Replication of cytopathic and noncytopathic bovine viral diarrhea virus in zona-free and zona-intact in vitro-produced bovine embryos and the effect on embryo quality.

Abstract

The aim of the present study was to determine whether or not cytopathic (CP) and noncytopathic (NCP) bovine viral diarrhea virus (BVDV) are able to replicate within in vitro-produced embryos and to investigate whether inoculation of embryos with BVDV affects their normal development. Zona pellucida (ZP)-free oocytes, zygotes, 8-cell-stage embryos, morulae, and hatched blastocysts (HB) were incubated for 1 h in 1 ml of Minimal Essential Medium containing 10(6.00) tissue culture infectious dose (TCID)50/ml NCP BVDV isolate 22,146 or 10(6.25) TCID50/ml CP BVDV strain Oregon C24V. At 0, 12, 24, 36, 48, 60, and 72 h postinoculation (hpi), groups of embryos were collected for virus titration.

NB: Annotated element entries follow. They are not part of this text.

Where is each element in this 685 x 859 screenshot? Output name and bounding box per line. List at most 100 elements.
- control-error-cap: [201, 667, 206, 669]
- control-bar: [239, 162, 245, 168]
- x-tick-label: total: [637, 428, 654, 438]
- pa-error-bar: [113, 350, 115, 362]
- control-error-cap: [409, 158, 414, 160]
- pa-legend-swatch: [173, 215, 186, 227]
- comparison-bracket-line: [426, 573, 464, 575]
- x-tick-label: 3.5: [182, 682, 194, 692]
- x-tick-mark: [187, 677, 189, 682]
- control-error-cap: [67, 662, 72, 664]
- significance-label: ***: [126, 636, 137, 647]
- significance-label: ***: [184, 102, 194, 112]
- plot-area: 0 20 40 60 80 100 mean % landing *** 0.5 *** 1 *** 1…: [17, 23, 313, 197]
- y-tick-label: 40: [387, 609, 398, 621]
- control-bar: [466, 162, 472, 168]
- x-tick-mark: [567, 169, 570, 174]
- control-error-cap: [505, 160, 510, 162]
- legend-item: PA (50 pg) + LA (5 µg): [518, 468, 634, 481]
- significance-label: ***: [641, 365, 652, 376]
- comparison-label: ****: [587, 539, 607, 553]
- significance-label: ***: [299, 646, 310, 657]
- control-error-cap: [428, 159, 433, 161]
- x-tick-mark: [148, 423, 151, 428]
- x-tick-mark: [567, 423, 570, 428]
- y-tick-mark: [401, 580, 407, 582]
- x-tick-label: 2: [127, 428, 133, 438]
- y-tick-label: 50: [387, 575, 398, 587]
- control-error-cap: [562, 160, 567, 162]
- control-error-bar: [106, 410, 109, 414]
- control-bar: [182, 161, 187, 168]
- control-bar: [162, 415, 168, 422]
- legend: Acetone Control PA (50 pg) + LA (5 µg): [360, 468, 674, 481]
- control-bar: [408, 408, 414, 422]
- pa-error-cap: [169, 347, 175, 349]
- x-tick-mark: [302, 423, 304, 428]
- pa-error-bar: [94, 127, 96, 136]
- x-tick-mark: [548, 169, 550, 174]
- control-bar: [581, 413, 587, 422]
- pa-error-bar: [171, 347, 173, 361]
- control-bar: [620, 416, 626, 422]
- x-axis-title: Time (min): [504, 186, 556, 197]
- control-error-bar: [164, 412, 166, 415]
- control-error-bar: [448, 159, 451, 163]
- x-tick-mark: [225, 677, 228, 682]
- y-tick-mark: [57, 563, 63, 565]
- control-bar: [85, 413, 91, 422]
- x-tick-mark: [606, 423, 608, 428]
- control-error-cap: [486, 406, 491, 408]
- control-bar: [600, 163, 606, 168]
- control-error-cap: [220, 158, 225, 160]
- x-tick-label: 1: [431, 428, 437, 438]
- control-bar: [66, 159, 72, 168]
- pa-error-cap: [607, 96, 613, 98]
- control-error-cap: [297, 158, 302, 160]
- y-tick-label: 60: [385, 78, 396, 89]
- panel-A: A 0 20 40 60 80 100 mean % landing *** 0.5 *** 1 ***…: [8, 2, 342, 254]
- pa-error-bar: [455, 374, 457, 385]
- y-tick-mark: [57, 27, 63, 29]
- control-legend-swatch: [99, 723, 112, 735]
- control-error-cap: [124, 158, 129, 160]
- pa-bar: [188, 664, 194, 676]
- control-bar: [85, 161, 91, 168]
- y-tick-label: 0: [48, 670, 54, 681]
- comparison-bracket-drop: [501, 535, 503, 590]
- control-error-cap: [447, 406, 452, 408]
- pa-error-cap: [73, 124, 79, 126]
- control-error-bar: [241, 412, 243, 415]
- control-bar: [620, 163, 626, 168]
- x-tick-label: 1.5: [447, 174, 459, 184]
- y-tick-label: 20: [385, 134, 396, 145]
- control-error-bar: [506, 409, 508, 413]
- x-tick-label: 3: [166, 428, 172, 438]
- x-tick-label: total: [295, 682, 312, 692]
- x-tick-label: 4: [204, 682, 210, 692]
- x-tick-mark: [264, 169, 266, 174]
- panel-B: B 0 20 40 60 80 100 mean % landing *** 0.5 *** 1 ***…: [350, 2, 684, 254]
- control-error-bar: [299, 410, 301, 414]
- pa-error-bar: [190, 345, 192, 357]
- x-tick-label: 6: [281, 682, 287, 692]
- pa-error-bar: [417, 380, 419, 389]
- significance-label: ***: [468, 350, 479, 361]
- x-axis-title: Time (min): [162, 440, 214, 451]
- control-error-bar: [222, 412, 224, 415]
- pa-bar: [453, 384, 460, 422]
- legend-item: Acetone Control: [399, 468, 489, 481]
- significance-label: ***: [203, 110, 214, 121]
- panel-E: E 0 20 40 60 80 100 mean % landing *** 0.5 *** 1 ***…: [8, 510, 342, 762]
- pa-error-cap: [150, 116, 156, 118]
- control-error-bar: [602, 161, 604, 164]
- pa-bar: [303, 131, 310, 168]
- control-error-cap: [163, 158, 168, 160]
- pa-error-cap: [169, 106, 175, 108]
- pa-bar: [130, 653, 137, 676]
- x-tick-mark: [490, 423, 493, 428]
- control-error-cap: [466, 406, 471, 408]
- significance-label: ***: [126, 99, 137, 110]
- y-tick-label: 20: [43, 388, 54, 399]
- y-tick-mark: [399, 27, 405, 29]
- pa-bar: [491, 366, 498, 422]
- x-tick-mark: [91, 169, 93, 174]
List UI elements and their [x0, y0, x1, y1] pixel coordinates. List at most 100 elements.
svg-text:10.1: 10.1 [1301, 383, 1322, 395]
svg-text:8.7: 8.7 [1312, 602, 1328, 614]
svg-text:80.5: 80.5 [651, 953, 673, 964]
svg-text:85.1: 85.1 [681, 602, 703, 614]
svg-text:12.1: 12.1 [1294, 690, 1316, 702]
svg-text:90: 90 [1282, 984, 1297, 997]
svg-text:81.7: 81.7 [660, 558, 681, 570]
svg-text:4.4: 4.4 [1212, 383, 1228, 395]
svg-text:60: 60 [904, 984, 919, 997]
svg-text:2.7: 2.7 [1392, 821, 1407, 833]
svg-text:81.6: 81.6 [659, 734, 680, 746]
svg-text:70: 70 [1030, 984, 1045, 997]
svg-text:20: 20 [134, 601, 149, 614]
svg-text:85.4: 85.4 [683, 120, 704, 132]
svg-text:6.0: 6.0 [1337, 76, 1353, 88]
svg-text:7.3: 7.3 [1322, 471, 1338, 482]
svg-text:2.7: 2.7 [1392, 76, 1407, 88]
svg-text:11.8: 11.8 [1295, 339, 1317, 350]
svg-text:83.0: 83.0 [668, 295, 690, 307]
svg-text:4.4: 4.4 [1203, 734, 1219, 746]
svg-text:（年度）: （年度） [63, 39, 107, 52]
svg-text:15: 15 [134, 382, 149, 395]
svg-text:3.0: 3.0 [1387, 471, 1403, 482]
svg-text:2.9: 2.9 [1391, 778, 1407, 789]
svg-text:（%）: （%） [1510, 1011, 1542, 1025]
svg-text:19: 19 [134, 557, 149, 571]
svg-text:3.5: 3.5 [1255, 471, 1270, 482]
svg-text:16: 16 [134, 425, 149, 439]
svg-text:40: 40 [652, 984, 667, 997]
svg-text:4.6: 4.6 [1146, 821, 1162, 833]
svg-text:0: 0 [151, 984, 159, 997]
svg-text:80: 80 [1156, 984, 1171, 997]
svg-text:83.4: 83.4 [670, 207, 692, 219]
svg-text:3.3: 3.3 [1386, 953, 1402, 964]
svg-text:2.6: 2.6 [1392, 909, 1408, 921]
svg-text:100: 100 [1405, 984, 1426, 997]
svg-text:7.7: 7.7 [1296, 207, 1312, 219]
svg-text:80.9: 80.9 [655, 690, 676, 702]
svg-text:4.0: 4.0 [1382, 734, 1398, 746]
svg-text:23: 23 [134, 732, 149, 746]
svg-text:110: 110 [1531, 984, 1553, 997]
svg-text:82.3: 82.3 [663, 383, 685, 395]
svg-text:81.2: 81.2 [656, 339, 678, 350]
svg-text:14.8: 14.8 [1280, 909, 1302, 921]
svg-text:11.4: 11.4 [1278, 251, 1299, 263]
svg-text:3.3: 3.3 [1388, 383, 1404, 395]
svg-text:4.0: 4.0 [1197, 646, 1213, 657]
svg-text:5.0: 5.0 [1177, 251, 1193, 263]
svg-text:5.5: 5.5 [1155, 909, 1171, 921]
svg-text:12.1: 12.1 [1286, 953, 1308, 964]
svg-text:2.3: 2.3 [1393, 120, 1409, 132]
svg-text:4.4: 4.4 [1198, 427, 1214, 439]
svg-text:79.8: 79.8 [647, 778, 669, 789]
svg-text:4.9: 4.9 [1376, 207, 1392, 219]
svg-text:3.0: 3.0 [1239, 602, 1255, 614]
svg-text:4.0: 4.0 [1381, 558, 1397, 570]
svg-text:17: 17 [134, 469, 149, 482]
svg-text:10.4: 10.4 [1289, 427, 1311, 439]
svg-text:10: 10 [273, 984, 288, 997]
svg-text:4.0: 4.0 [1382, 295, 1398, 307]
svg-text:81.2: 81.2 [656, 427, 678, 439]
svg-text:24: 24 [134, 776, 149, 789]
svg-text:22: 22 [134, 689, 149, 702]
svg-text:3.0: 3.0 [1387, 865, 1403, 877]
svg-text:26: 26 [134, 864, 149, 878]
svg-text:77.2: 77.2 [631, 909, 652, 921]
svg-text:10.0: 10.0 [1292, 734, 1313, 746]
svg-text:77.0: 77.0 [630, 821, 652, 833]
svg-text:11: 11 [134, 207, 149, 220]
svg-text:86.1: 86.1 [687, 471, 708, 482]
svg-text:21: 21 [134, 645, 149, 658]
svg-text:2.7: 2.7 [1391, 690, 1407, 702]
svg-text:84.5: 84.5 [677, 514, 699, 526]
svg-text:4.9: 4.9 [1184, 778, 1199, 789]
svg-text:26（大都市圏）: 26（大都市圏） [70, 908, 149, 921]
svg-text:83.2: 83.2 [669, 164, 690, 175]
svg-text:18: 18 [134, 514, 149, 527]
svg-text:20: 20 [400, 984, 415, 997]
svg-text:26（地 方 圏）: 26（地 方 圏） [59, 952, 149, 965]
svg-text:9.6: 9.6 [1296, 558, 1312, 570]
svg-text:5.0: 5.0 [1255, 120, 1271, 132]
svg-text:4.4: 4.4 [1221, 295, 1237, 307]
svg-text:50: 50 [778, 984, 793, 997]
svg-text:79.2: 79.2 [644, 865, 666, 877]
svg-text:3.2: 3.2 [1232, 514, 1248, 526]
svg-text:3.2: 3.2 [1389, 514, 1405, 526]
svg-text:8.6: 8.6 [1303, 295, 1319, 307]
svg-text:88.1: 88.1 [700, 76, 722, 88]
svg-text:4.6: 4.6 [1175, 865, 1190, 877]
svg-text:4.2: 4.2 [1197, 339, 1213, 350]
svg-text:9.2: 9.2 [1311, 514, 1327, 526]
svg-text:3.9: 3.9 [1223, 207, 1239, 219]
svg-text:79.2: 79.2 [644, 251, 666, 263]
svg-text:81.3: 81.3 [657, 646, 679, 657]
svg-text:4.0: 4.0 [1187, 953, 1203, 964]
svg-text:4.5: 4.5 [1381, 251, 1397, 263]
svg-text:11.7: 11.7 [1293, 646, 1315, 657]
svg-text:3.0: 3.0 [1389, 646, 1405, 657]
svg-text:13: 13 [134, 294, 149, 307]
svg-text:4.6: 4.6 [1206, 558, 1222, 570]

A small amount of newly produced virus was detected in 8-cell embryos at 60 hpi (10(1.8) TCID50/100 cells), but only for CP BVDV. For ZP-free morulae and HB, maximal intracellular virus titers were, respectively, 10(1.47) and 10(2.33) TCID50/100 cells at 48 hpi for the CP biotype and 10(0.64) and 10(0.84) TCID50/100 cells at 72 hpi for the NCP biotype. Only an infection with CP BVDV had a significant inhibitory effect on further development of ZP-free morulae. It can be concluded that ZP-free in vitro-produced embryos are permissive to an infection with BVDV, with increasing susceptibility of the embryos in accordance with their developmental stage. In contrast to observations in ZP-free in vitro-produced embryos, no virus replication or signs of embryonic degeneration were detected in ZP-intact in vitro-derived embryos.